Jim Berger grew up in a home in San Anselmo, California that his parents commissioned Wright to design, according to Marin County. In 1956, when Berger was 12, he sent a letter to Wright asking for plans for a matching dog house for his Labrador retriever, Eddie.

“I would appreciate if you could design me a dog house, which would be easy to build, but would go with our house,” Berger wrote in the letter. “The reason I would want this doghouse is primarily for winters.”

He gave Eddie’s age, “four or in dog’s life 28”, and his height, “two and a half feet tall and three feet long”.

He offered to pay the architect for the design with money from his paper itinerary.

“A house for Eddie is an opportunity,” Wright wrote in his response dated June 28, 1956. “Someday I will design one, but at this time I am too busy to concentrate on it.

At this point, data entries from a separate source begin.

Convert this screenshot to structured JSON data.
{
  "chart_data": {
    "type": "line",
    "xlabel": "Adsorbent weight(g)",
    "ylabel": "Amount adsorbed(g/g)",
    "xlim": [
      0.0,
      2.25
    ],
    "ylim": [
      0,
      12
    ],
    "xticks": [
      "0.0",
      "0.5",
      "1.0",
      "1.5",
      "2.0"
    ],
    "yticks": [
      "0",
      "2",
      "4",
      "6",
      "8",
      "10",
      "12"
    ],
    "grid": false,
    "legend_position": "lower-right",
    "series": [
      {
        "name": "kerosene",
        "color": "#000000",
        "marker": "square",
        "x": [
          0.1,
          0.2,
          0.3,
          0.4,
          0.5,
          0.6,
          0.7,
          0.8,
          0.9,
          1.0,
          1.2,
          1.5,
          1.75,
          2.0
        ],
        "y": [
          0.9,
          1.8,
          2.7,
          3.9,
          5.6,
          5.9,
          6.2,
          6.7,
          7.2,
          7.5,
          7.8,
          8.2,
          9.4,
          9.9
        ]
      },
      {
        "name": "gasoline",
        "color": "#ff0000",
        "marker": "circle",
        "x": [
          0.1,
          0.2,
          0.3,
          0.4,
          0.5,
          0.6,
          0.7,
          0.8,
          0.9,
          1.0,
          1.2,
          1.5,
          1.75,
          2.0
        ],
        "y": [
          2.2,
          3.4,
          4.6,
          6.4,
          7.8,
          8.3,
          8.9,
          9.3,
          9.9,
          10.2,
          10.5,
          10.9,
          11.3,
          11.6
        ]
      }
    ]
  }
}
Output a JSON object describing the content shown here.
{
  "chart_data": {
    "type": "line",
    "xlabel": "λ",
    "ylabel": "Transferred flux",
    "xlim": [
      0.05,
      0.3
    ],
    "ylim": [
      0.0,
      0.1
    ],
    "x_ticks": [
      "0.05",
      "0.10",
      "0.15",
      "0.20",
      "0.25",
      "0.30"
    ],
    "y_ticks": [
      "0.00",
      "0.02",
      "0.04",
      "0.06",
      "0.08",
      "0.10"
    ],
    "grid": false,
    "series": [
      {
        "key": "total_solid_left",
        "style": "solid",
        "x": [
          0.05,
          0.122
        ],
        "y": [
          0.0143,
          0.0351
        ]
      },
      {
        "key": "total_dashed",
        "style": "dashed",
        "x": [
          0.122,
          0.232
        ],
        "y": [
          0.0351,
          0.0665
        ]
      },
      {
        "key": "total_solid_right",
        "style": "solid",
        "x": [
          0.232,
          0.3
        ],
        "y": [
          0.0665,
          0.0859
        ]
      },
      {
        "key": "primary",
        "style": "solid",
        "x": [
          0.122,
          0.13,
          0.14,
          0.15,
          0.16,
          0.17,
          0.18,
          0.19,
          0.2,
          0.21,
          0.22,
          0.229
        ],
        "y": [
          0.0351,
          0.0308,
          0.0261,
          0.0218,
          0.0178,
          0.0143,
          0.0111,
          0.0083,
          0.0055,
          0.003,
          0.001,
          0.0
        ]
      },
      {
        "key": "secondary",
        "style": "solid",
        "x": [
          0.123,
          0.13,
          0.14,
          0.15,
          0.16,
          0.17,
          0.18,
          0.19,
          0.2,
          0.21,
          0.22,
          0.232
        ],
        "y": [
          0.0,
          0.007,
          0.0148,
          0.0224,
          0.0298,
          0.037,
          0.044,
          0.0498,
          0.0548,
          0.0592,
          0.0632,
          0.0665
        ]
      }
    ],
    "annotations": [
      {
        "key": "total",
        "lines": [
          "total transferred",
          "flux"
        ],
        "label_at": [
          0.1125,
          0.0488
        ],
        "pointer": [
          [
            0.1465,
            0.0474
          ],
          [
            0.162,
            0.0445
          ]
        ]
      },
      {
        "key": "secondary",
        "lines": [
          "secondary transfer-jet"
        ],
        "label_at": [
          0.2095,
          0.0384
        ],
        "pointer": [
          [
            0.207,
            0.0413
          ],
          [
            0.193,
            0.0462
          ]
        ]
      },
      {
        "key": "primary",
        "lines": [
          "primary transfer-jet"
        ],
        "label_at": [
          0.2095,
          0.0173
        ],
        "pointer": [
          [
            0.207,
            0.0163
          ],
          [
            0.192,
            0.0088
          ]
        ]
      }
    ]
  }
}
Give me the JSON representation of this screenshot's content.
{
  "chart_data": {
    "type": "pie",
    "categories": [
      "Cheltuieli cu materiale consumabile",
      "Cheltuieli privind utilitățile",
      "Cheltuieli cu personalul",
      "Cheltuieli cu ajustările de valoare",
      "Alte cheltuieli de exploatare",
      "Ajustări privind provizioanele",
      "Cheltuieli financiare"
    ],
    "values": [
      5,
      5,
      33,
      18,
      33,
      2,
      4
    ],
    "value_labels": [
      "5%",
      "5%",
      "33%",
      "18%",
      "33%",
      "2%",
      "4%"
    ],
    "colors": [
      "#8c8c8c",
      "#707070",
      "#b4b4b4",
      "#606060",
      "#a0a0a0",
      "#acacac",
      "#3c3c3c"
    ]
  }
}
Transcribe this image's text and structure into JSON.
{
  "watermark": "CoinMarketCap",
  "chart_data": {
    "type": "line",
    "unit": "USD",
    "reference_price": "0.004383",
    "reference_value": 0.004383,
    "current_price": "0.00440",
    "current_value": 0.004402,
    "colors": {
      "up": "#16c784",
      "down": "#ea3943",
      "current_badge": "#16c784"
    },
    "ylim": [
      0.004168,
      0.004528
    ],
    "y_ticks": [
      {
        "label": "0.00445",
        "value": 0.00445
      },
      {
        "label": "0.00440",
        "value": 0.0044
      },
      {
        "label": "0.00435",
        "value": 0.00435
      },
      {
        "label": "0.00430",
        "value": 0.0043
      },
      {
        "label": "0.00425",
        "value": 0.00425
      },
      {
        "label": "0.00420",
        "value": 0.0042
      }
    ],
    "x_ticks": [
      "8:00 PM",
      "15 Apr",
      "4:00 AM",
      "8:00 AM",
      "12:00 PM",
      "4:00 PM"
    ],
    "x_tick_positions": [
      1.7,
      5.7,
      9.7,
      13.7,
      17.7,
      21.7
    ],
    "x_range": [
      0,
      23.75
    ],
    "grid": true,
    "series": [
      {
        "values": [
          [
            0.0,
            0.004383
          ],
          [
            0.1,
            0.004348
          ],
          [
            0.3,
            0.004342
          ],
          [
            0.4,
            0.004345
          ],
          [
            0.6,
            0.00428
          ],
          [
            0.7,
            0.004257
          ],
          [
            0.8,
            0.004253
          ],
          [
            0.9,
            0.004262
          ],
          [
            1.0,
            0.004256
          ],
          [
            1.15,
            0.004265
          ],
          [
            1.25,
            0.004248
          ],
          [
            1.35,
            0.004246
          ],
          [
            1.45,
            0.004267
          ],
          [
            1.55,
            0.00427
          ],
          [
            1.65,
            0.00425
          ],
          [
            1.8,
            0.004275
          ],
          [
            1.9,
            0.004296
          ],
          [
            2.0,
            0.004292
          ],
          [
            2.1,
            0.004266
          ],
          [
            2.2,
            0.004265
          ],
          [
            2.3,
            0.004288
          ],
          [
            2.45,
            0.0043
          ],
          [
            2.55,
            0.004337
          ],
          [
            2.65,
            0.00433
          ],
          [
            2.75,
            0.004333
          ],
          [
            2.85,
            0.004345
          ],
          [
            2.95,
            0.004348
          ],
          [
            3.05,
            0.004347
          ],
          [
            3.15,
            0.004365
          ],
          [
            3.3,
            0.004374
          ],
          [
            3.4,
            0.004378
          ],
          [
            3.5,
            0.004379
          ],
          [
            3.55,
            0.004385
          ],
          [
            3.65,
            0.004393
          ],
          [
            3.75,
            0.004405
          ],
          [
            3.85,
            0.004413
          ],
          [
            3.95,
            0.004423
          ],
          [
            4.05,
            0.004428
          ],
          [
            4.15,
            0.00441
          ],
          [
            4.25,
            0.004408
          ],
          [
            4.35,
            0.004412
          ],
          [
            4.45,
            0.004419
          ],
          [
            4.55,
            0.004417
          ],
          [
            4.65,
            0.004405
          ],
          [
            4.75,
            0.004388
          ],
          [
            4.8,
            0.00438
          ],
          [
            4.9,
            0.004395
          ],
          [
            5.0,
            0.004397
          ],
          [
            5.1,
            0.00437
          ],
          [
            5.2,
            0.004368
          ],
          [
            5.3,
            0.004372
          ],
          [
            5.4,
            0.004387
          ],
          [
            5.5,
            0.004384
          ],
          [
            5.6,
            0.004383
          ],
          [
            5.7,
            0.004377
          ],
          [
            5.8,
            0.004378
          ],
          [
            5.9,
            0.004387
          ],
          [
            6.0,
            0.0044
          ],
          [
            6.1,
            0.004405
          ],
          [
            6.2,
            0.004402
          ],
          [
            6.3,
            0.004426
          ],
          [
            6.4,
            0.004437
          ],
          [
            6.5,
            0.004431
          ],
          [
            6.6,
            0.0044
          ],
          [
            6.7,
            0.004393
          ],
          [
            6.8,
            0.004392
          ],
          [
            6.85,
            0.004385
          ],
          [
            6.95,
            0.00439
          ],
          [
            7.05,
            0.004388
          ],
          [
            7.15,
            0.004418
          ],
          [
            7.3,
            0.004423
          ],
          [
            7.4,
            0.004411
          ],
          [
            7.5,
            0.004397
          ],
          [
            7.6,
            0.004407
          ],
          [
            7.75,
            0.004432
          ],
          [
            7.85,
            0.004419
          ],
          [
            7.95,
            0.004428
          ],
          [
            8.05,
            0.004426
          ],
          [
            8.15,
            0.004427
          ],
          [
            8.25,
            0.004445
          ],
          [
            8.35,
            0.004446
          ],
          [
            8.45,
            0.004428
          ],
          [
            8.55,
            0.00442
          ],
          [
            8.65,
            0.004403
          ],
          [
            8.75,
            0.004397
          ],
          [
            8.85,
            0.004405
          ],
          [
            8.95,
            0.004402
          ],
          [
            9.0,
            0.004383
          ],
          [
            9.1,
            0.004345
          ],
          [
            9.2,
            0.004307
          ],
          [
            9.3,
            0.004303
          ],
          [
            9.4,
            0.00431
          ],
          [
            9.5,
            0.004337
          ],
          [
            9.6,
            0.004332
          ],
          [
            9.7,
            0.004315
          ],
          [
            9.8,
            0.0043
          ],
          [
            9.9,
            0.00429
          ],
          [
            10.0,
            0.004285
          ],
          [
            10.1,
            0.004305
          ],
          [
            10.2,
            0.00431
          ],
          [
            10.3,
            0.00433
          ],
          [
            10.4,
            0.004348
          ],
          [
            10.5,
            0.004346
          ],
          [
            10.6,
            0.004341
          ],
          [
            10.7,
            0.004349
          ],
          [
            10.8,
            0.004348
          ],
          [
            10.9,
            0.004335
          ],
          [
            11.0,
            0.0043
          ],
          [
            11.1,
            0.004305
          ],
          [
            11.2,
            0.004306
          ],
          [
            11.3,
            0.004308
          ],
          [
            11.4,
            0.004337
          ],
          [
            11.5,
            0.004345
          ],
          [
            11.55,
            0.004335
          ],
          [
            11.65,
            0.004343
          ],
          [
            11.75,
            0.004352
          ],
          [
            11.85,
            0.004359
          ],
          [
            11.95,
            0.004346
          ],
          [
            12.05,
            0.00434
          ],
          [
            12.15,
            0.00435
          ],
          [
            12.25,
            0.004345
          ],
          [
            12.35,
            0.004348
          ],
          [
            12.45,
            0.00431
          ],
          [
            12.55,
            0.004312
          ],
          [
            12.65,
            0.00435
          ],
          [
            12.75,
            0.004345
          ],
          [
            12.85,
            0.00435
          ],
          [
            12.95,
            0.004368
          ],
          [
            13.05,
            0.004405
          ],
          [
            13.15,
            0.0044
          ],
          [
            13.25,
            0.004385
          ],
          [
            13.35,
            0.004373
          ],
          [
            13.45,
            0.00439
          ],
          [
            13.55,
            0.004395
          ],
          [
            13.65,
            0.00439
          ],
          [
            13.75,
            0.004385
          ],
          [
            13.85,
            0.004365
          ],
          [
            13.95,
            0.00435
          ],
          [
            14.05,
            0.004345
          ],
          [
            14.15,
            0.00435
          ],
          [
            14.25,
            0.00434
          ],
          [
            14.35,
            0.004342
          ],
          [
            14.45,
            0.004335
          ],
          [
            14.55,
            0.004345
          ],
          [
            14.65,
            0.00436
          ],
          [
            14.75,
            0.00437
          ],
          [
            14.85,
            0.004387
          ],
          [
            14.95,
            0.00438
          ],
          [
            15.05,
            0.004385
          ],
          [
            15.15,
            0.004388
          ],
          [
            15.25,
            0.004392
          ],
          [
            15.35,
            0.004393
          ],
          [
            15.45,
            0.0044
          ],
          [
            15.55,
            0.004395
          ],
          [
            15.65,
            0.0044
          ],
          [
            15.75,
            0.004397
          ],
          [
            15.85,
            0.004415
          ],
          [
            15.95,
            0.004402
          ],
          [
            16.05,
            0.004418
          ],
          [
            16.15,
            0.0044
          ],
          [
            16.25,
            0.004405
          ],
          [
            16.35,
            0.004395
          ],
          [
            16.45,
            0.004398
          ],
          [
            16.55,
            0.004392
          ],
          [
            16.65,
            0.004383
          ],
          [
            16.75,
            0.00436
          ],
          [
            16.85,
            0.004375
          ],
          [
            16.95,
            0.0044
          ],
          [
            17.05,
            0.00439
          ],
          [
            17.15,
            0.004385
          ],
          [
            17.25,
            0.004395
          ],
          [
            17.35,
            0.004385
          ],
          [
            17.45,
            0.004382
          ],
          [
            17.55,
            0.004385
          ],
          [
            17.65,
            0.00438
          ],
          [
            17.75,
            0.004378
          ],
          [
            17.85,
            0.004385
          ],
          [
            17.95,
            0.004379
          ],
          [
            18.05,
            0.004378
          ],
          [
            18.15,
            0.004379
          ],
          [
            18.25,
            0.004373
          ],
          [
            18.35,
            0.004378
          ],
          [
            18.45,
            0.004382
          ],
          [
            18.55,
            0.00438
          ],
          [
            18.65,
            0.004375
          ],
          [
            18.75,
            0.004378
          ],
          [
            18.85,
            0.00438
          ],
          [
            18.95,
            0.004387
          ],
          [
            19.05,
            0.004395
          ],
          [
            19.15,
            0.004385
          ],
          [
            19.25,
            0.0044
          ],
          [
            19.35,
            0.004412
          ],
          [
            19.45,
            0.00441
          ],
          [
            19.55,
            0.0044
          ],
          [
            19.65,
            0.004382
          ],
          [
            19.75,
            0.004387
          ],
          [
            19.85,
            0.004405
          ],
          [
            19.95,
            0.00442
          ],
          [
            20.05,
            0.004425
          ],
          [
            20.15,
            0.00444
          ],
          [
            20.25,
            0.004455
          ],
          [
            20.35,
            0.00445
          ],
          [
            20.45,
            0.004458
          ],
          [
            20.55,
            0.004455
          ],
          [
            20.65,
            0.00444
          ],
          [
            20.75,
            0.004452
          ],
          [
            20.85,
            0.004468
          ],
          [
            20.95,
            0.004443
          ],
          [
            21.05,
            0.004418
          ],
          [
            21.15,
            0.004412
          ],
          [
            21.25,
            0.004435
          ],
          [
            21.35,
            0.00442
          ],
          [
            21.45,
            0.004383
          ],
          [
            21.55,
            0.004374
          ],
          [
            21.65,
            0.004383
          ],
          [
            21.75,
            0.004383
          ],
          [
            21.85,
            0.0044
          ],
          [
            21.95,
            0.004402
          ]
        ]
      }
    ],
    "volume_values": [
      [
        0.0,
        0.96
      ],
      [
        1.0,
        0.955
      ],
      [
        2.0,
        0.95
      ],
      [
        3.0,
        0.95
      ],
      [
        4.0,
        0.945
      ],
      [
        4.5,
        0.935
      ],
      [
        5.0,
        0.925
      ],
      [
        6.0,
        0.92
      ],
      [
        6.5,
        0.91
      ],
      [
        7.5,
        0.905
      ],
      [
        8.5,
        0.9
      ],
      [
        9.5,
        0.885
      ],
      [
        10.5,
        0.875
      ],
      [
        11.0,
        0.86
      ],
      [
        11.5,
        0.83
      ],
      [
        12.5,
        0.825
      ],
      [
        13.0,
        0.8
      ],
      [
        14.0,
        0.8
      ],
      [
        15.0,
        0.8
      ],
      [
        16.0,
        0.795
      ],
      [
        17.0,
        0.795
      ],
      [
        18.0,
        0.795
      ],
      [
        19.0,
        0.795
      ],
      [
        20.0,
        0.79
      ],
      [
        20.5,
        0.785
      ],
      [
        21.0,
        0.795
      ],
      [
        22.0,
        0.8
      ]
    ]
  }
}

You write to me in November next in Phoenix, Arizona and I might have something then.”

It was not until the following year that the architect sent Berger the plans for the triangular niche, written on the back of an envelope and provided free of charge. The design features signatures of Wright’s work in general and of the Bergers’ home, such as the low-pitched roof and exaggerated overhang.

Architecture buffs can see the niche for themselves at the Marin County Civic Center, where it went on permanent display May 26. depending on the county. The Civic Center itself is the largest building ever designed by Wright.

The niche on display, however, is not the niche used by Eddie. Berger’s father, Robert, and brother, Eric, built the doghouse in 1963 when Berger joined the army, six years after receiving Wright’s plans. But the family Labrador didn’t use the kennel, and in 1970 Berger’s mother, Gloria, sent him to the dump, according to the county.

In 2010, Berger and Eric built another version of the doghouse from Wright’s plans as part of a documentary, “Romanza”, about Wright’s life. And in 2016, Berger donated the unique structure to Marin County.

The niche is the smallest structure Wright has ever designed, according to the county. The architect died in 1959, just two years after sending Berger the design of his canine companion.